OREANDA-NEWS. Fitch Ratings says it sees limited risk in the short term of a reversal of recently implemented electricity and gas market reforms in Spain, even when considering the possibility of a new coalition government that may be reliant on political parties with more radical proposals for the energy sector.

However, political risk remains a key sector driver, particularly if radical energy proposals gain wider acceptance in parliament; pending some regulatory updates, mainly related to liberalised electricity activities; and considering the absence of an independent Spanish regulator.

In our view, regulated energy businesses - electricity and gas transmission and distribution - face lower political risk given that current regulatory periods for these activities run until 2019 and 2020, respectively. We also see the natural gas sector being less exposed to political risk as the promotion of natural gas in the country is an important lever to reach European decarbonisation targets - a view that is generally shared by all political parties.

Fitch views energy reforms, mostly implemented under the Partido Popular (PP) government, as positive for the sustainability and predictability of the gas and electricity sectors despite cuts to the remuneration of utility companies. While those could now be subject to further parliamentary discussion, we see limited risk of them being reversed in the short term given the solid legal framework underpinning these reforms (ie parliamentary majority approval would be required to revoke them) and the demonstrated success on the resolution of structural tariff deficits in Spain.

However, we see potential intervention on specific issues (for example in distributed generation or vulnerable customers) where there could be less acceptance of current legislation or where reviews are pending (ie wholesale market review, national coal plants subsidies, capacity payments, generation taxes or nuclear phase-outs).

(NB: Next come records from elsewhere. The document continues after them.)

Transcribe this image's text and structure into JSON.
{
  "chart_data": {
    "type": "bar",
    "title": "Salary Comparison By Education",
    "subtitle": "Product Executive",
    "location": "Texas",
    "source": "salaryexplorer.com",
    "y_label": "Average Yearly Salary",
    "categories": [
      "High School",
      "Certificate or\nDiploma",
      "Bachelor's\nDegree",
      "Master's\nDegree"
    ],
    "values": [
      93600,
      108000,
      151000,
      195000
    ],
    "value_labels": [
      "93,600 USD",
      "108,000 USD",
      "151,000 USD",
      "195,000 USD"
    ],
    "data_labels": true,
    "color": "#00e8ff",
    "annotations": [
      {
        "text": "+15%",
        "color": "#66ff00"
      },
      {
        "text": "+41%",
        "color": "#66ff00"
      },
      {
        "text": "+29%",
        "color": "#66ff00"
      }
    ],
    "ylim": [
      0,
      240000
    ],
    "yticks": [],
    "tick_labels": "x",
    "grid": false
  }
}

The Podemos party supports the most radical energy proposals, including 100% renewable generation capacity by 2050 (ahead of EU targets), gradual coal and nuclear plants closure, derogation of the current utility-friendly royal decree on distributed generation, higher benefits for vulnerable customers (with additional costs borne by utilities) and the end of "windfall revenues" for hydro and nuclear plants. We see most of these proposals as negative for utility companies' cash flows. However, we believe that the Podemos party (20% of the seats in Parliament) would compromise in the event of a coalition government being formed.

Over the long-term, Fitch would look for Spain to define an energy policy that includes a road map to accomplish (or exceed) EU targets on renewables generation, accompanied by adequate remuneration frameworks to attract investments and adequate guarantees for security of supply. We continue to focus on new developments that may threaten the resolution of the tariff deficit in the sector.

If all attempts to form a new governmentby May fail, a new election would be called in June. If a June election re-run fails to deliver a decisive outcome, protracted uncertainty could damage economic confidence, reverse the current benign macro-fiscal dynamics and delay pending regulatory issues, resulting in a worsening operating environment for utilities.